Testis Kanseri tedavi Yöntemleri: Testis kanserinin tedavisi yapılırken kanserin tipine ve hangi evrede olduğuna bakılmakta ve ona göre bir tedavi uygulanmaktadır.

Cerrahi Tedavi Yöntemi: bu tedavi yönteminde, testisin tamamı ve çevre dokusu karın bölgesindeki lenf düğümleri ile çıkartılmaya dayanmaktadır.

İlaç Tedavisi: İlaç tedavisi yani kemoterapiden önce genellikle nonseminomlarda cerrahi tedavi uygulanmaktadır. Daha sonra ise kemoterapi için cinsplatin gibi yan etkisi en az ilaçlar seçilmektedir.

Kemik İliği Nakli: Hastadan alınan kemik iliğinin kanser hücrelerini öldüren bir ilaç ile ilaçlanarak dondurulması ve sonrasında tekrar hastaya verilmesidir, ancak bu tedavi şekli hala araştırılma aşamasındadır.
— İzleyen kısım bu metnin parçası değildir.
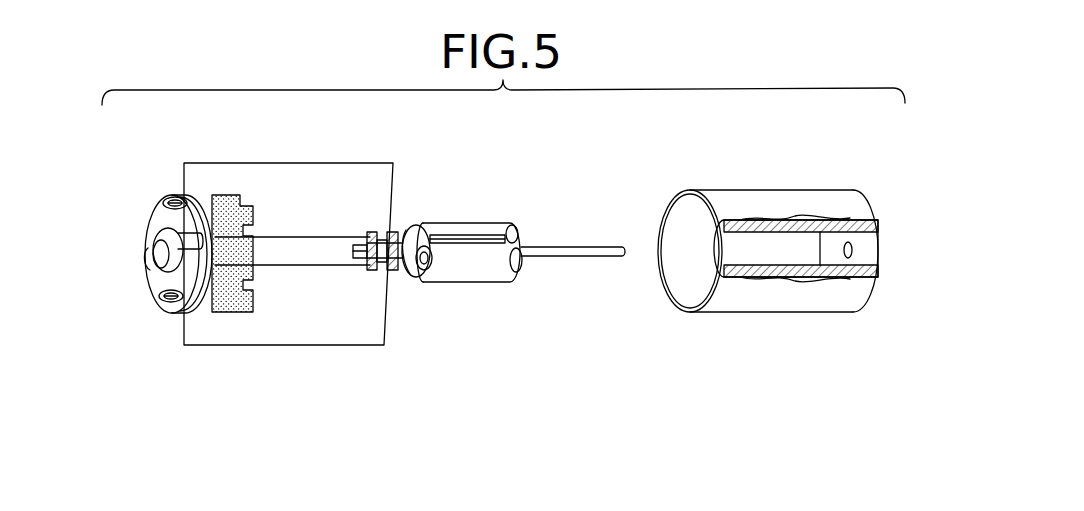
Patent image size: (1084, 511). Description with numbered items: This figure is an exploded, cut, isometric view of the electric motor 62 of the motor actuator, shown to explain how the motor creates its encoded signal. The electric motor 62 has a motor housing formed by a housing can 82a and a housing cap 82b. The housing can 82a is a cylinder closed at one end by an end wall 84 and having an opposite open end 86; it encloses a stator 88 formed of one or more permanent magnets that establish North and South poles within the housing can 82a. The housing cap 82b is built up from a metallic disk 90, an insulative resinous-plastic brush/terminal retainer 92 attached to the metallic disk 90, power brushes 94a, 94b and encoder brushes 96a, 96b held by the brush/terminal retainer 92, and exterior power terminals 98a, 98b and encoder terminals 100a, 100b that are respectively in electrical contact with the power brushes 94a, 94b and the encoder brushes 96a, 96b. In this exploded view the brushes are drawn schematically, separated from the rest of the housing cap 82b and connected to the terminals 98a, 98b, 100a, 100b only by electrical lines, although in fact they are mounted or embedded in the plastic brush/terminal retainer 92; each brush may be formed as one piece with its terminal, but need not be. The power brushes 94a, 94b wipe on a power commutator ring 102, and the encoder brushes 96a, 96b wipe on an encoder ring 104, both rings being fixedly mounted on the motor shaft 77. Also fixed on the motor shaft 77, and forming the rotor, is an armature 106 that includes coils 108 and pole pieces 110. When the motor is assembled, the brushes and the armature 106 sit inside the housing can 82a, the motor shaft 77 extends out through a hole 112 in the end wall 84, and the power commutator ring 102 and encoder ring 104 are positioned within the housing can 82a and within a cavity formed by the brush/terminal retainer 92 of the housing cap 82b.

The electric motor 62 is at (422, 376).
The motor shaft 77 is at (583, 258).
The housing can 82a is at (762, 196).
The housing cap 82b is at (143, 204).
The end wall 84 is at (872, 240).
The open end 86 is at (685, 227).
The stator 88 is at (735, 252).
The metallic disk 90 is at (157, 287).
The brush/terminal retainer 92 is at (213, 197).
The power brush 94a is at (470, 163).
The power brush 94b is at (388, 278).
The encoder brush 96a is at (372, 231).
The encoder brush 96b is at (368, 270).
The power terminal 98a is at (173, 198).
The power terminal 98b is at (173, 308).
The encoder terminal 100a is at (174, 234).
The encoder terminal 100b is at (143, 266).
The power commutator ring 102 is at (440, 228).
The encoder ring 104 is at (352, 243).
The armature 106 is at (487, 227).
The coils 108 is at (523, 272).
The pole pieces 110 is at (480, 274).
The hole 112 is at (855, 250).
Hastalarda lenf bezlerinin alınması penisin sertleşmesini ya da orgazmı olumsuz yönde etkilememektedir. Bunun yanı sıra, kısırlığa sebep olabilmektedir, ancak bu durum ilaçlar ile düzeltilebilecek bir durumdur. Ayrıca, radyoterapi yöntemi de spermleri öldürebilmektedir. Böyle bir durumda hastalarda genellikle tedaviden bir süre sonra düzelme görülmektedir. Dileyen kişiler bu riske karşı tedaviden önce sperm bankasında spermlerini saklatabilmektedirler.